Remember the days when whiskey barrel aging was just for, well, whiskey? Those days are long gone. As of March 6, you can get a cup of Starbucks coffee made using whiskey barrel aged beans.

The coffee, called Starbucks Reserve Whiskey Barrel Aged Sulawesi, is a very limited batch sold exclusively at the Seattle Roastery. You can drink it in two specialty drinks, a cold brew and the “Barrel Aged Con Crema,” as well as buy a scoop of whole coffee beans you can French press at your own leisure.

“As a chef and a food scientist, experimentation is central to my being,” Duane Thompson, a member of Starbucks’ research and development team, says in a statement. “My neighbors would tease me about all the barrels in my garage. I’d play with infusing spices like cinnamon sticks and cardamom just to see what flavors would be imparted.”
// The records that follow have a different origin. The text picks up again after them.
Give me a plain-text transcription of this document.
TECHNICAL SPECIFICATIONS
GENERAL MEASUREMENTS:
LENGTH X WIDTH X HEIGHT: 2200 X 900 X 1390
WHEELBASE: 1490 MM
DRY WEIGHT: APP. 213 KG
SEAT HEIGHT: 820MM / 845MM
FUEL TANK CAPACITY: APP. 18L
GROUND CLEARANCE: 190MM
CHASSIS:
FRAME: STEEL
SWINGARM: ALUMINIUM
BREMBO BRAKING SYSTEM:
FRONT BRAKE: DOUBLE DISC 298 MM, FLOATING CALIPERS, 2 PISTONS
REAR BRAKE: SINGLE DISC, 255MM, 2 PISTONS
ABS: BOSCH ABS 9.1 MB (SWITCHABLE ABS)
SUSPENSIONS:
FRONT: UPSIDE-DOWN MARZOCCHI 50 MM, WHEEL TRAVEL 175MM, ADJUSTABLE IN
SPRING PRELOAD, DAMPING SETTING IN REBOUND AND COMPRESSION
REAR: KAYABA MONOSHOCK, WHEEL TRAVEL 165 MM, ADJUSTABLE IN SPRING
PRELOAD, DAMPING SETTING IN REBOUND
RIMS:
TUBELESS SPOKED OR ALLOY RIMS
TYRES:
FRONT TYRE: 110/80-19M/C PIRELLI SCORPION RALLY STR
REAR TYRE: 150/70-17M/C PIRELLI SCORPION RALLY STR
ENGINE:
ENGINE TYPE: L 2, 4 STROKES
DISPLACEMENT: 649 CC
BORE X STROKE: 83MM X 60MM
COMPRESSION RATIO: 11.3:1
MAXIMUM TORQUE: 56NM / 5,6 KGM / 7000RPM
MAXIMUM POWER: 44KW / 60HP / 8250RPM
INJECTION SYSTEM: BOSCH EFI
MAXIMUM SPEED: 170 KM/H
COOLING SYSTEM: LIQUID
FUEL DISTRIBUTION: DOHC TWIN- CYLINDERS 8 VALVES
Violà, a coffee primed for customers who, in Thompson’s words, “are seeking an immersive, sensorial experience that the craftsmanship of barrel-aged coffee delivers.”

And why not? Whiskey barrel aging is already a prevalent trend in wine, beer, and even gin. Coffee just seems like the natural next product prime for the influence of a whiskey barrel.

To get that whiskey flavor, Starbucks starts with an 800-pound batch of unroasted Sulawesi beans. They put those beans into a used barrel made of American Oak from a cooper in Washington State called Woodinville Whiskey Company. Then the beans rest for several weeks, taking in those residual whiskey flavors still in the barrel. The beans are rotated to make sure all of them sit on the oak just the right amount.

Finally, the beans are roasted. The alcohol is burned off but the whiskey flavor stays. The resulting coffee has “earthy notes mingling with the oak to create a cup that’s unlike any other.”

Whiskey barrels aren’t just for whiskey anymore, and if you’re in the Seattle area, you can get a barrel-roasted taste for yourself — while supplies last, that is.